McMahon v. Pier 39 Ltd. Partnership
This text of 136 F. App'x 106 (McMahon v. Pier 39 Ltd. Partnership) is published on Counsel Stack Legal Research, covering Court of Appeals for the Ninth Circuit primary law. Counsel Stack provides free access to over 12 million legal documents including statutes, case law, regulations, and constitutions.
Opinion
MEMORANDUM
Patrick R. McMahon appeals pro se the district court’s judgment dismissing his action against Pier 39, Bay Marina Management, Inc., and the City and County of San Francisco (“defendants”), and the district court’s orders granting defendants’ motion for sanctions pursuant to Fed.R.Civ.P. 11 and motion to enter a vexatious litigant order against McMahon. We have jurisdiction under 28 U.S.C. § 1291. We review de novo a dismissal for failure to state a claim, Decker v. Advantage Fund, Ltd., 362 F.3d 593, 596-97 (9th Cir.2004), and the district court’s determination that res judicata applies, Gregory v. Widnall, 153 F.3d 1071, 1074 (9th Cir.1998). We review for abuse of discretion a vexatious litigant order, De Long v. Hennessey, 912 F.2d 1144, 1146 (9th Cir.1990), an award of Rule 11 sanctions, G.C. & K.B. Investments, Inc. v. Wilson, 326 F.3d 1096, 1109 (9th Cir.2003), and denial of a motion for leave to amend, Johnson v. Buckley, 356 F.3d 1067, 1077 (9th Cir.2004). We affirm.

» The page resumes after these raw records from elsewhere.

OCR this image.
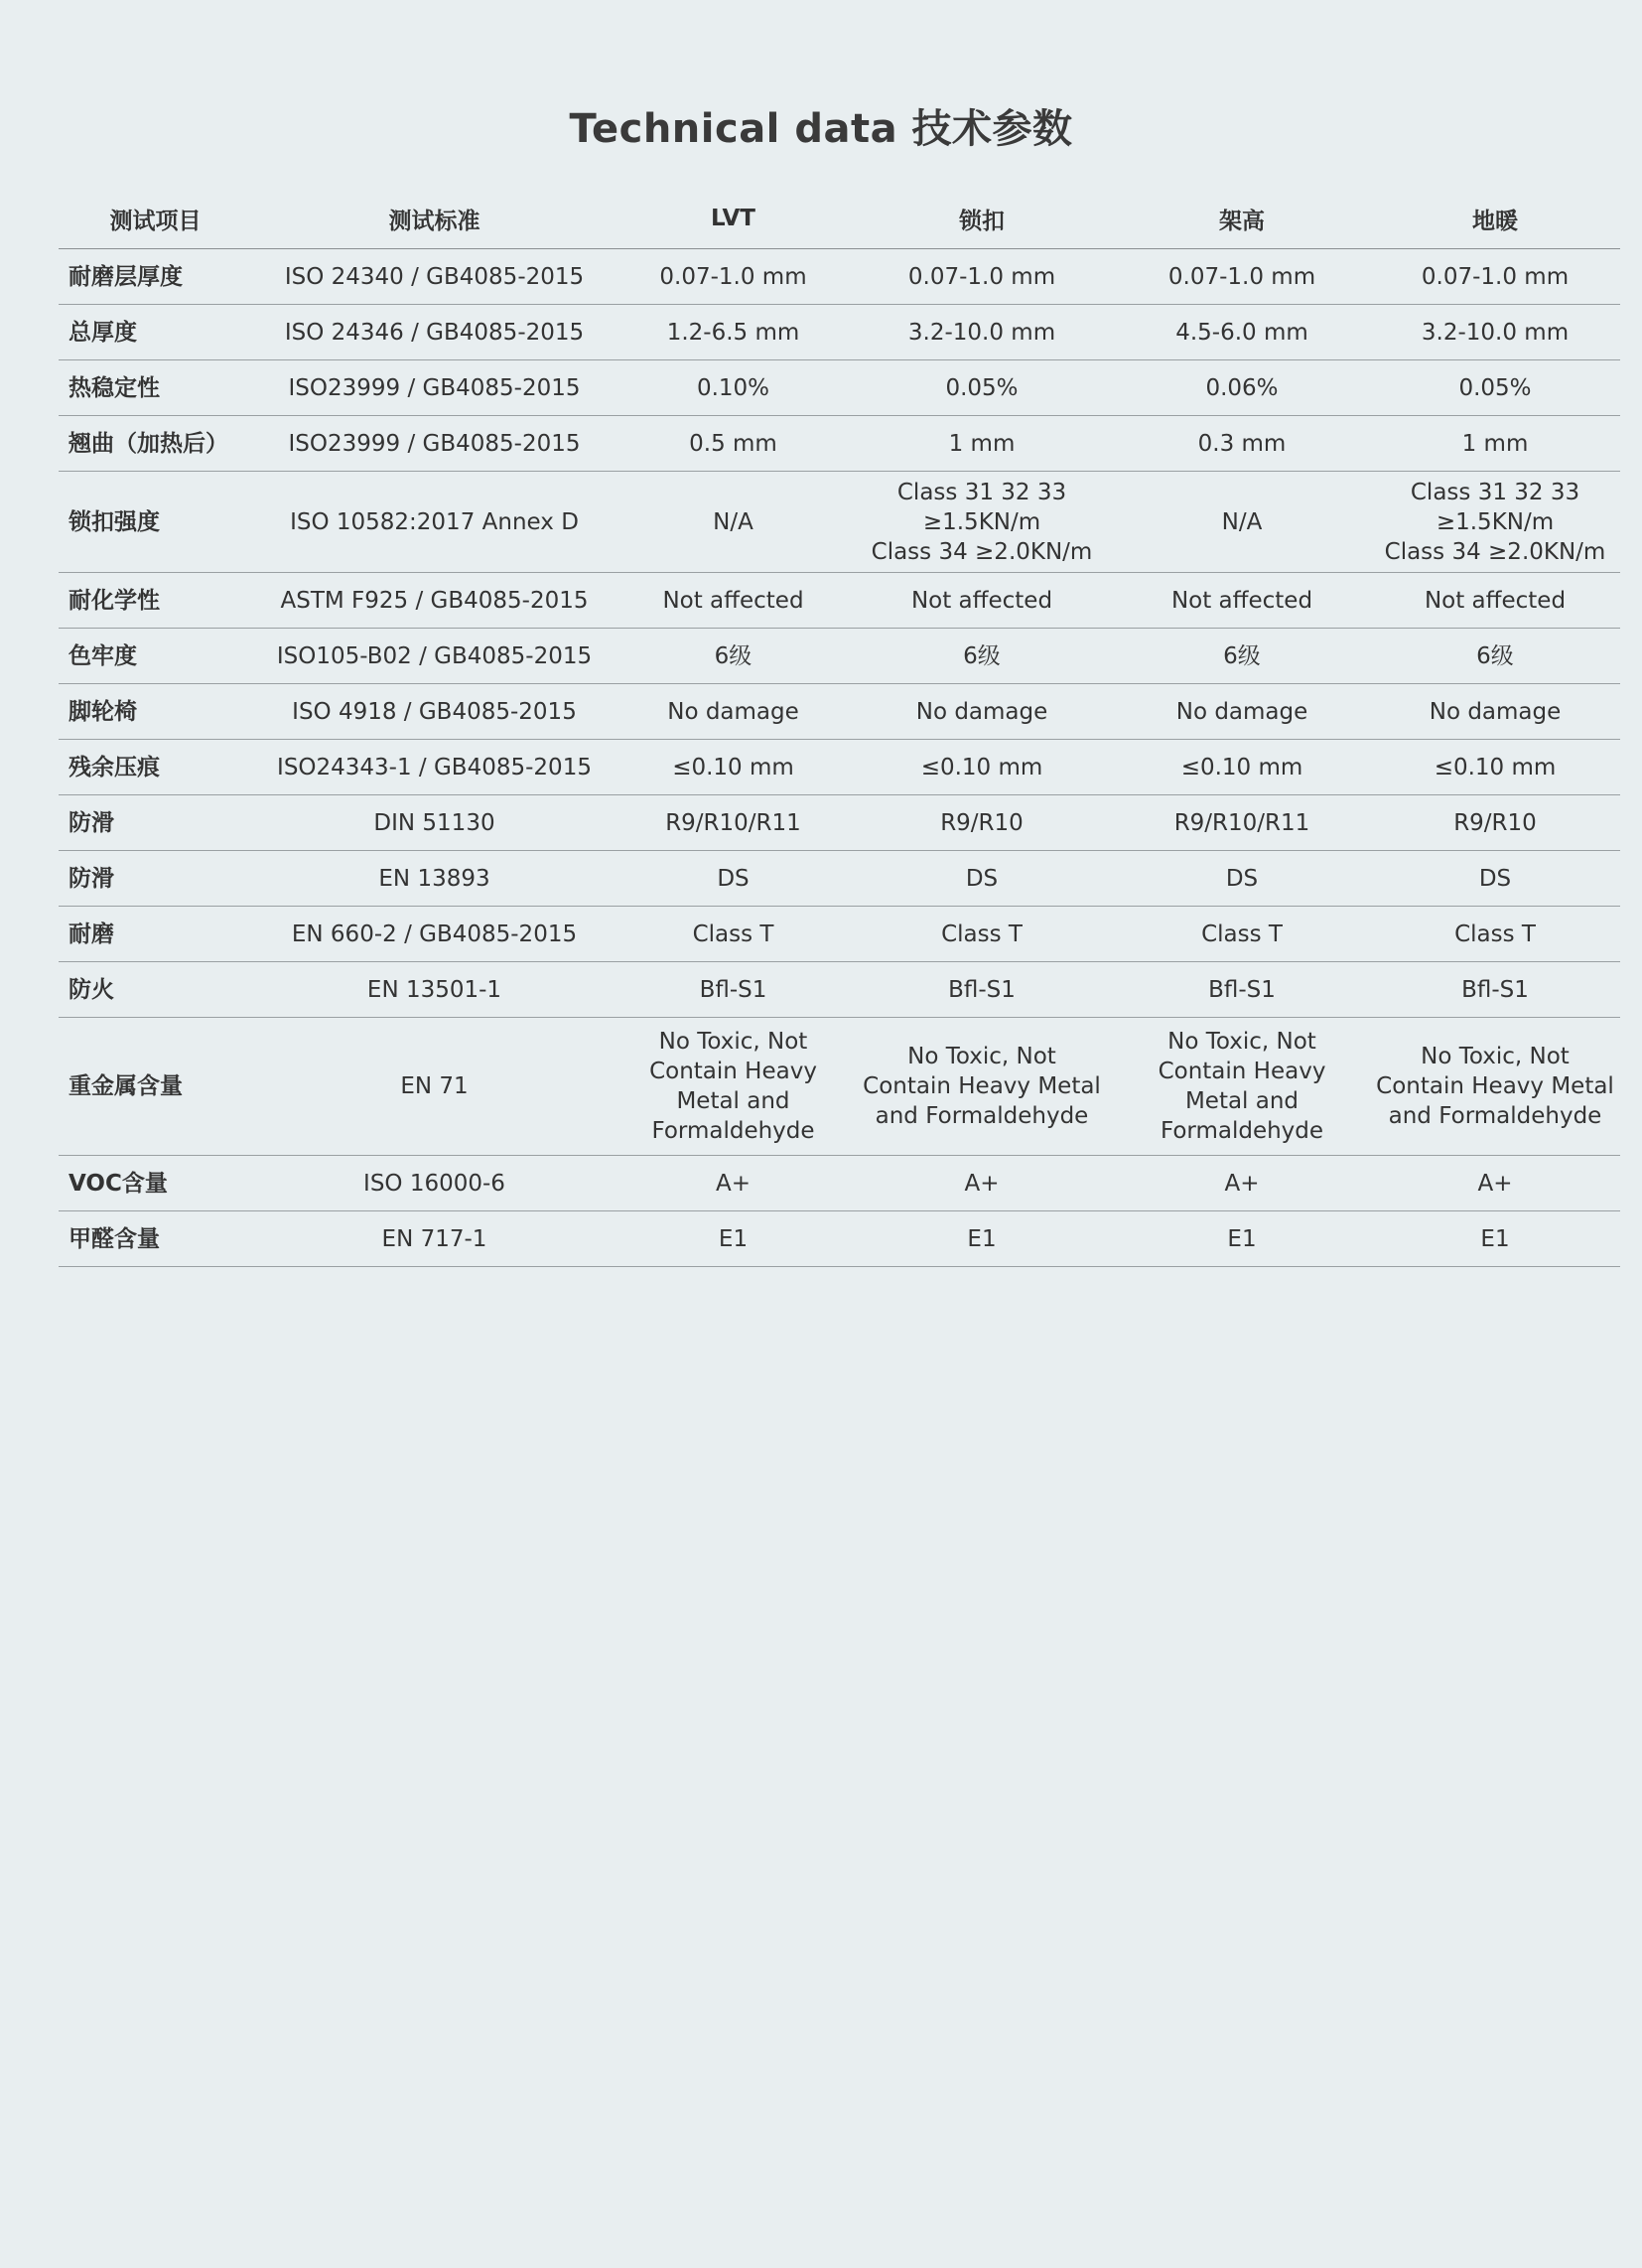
Technical data 技术参数
测试项目	测试标准	LVT	锁扣	架高	地暖
耐磨层厚度	ISO 24340 / GB4085-2015	0.07-1.0 mm	0.07-1.0 mm	0.07-1.0 mm	0.07-1.0 mm
总厚度	ISO 24346 / GB4085-2015	1.2-6.5 mm	3.2-10.0 mm	4.5-6.0 mm	3.2-10.0 mm
热稳定性	ISO23999 / GB4085-2015	0.10%	0.05%	0.06%	0.05%
翘曲（加热后）	ISO23999 / GB4085-2015	0.5 mm	1 mm	0.3 mm	1 mm
锁扣强度	ISO 10582:2017 Annex D	N/A	Class 31 32 33
≥1.5KN/m
Class 34 ≥2.0KN/m	N/A	Class 31 32 33
≥1.5KN/m
Class 34 ≥2.0KN/m

耐化学性	ASTM F925 / GB4085-2015	Not affected	Not affected	Not affected	Not affected
色牢度	ISO105-B02 / GB4085-2015	6级	6级	6级	6级
脚轮椅	ISO 4918 / GB4085-2015	No damage	No damage	No damage	No damage
残余压痕	ISO24343-1 / GB4085-2015	≤0.10 mm	≤0.10 mm	≤0.10 mm	≤0.10 mm
防滑	DIN 51130	R9/R10/R11	R9/R10	R9/R10/R11	R9/R10
防滑	EN 13893	DS	DS	DS	DS
耐磨	EN 660-2 / GB4085-2015	Class T	Class T	Class T	Class T
防火	EN 13501-1	Bfl-S1	Bfl-S1	Bfl-S1	Bfl-S1
重金属含量	EN 71	No Toxic, Not
Contain Heavy
Metal and
Formaldehyde	No Toxic, Not
Contain Heavy Metal
and Formaldehyde	No Toxic, Not
Contain Heavy
Metal and
Formaldehyde	No Toxic, Not
Contain Heavy Metal
and Formaldehyde

VOC含量	ISO 16000-6	A+	A+	A+	A+
甲醛含量	EN 717-1	E1	E1	E1	E1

The district court properly determined that all but one of McMahon’s claims were proscribed by the doctrine of res judicata. See Tahoe-Sierra Pres. Council, Inc. v. Tahoe Reg’l Planning Agency, 322 F.3d 1064, 1077, 1084 (9th Cir.2003).
The district court properly dismissed McMahon’s remaining claim for failure to [107]*107state a claim upon which relief could be granted. See Fed.R.Civ.P. 12(b)(6). McMahon did not allege that the defendants acted to cause his vessel to sink, and did not establish that defendants owed him a duty to rescue his sinking vessel. See Cal. Civ.Code § 1986 (stating that upon termination of a lease a landlord “is not liable to the tenant ... for any loss not caused by his deliberate or negligent act.”).

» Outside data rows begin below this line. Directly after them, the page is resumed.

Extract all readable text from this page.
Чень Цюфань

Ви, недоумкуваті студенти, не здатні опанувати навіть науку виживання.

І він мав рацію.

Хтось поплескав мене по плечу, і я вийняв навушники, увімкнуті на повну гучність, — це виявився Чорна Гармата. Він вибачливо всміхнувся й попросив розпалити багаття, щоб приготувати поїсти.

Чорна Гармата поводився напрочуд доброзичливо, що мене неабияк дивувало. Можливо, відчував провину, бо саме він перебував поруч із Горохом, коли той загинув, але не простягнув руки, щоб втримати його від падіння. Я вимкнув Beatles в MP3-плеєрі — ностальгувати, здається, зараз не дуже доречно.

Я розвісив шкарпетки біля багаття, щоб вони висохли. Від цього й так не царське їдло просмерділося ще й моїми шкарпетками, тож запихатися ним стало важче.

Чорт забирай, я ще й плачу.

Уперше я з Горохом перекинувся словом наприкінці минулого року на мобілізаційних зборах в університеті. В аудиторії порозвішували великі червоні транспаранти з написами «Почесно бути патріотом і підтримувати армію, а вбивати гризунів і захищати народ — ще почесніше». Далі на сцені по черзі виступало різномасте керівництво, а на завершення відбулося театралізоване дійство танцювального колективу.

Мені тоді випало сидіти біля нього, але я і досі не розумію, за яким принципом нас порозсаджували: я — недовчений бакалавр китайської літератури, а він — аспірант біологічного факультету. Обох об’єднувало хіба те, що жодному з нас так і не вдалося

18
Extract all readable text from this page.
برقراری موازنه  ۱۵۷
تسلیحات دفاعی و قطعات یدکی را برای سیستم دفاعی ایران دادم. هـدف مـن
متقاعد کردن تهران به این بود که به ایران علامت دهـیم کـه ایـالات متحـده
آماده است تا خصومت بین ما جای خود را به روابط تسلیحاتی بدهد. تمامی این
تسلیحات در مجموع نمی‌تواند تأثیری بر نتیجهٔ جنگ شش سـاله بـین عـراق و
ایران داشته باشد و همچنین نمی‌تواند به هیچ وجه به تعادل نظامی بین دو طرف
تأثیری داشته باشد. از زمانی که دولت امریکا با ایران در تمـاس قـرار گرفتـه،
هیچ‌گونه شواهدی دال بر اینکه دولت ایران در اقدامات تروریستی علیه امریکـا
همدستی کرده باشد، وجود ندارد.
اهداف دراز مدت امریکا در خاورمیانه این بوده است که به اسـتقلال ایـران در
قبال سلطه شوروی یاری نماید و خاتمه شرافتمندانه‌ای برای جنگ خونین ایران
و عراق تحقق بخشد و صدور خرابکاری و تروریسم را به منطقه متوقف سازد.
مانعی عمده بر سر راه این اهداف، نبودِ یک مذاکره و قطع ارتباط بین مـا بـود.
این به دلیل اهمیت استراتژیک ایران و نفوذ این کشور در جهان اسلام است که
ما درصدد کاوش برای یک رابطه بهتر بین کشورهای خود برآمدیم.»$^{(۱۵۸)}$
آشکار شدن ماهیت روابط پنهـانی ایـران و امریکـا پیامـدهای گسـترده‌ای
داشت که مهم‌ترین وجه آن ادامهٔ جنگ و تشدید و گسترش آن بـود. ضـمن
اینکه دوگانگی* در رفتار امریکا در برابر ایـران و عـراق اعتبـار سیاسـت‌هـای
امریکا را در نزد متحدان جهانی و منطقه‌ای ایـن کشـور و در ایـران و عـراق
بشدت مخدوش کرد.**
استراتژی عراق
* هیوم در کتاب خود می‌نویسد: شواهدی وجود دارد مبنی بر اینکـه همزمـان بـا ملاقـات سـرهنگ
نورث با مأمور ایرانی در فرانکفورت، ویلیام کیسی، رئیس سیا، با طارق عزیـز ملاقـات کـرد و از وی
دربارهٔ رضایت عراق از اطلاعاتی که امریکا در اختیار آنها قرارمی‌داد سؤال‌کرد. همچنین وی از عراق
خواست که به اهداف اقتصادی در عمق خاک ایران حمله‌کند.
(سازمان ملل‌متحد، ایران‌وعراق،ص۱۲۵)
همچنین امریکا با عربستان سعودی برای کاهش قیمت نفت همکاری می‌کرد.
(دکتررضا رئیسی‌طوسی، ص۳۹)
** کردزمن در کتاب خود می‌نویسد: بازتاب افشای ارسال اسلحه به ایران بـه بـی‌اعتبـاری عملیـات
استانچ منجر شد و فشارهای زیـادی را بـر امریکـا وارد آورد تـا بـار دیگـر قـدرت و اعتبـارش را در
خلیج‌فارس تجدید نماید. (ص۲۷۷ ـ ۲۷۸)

The district court did not abuse its discretion when it determined that McMahon is a vexatious litigant and imposed upon him a pre-filing review order. See De Long, 912 F.2d at 1145-48; see also Wood v. Santa Barbara Chamber of Commerce, Inc., 705 F.2d 1515, 1523 (9th Cir.1983). Similarly, the district court did not abuse its discretion when it found that McMahon filed this action for an improper purpose and therefore awarded reasonable attorney’s fees as a sanction under Fed.R.Civ.P. 11(b)(1). See G.C. & K.B. Investments, 326 F.3d at 1110-11.
Finally, the district court did not abuse its discretion when it denied leave to amend as amendment would have been futile. See Johnson, 356 F.3d at 1077.
McMahon’s remaining contentions are without merit.
We deny all pending motions as moot.
AFFIRMED.
This disposition is not appropriate for publication and may not be cited to or by the courts of this circuit except as provided by Ninth Circuit Rule 36-3.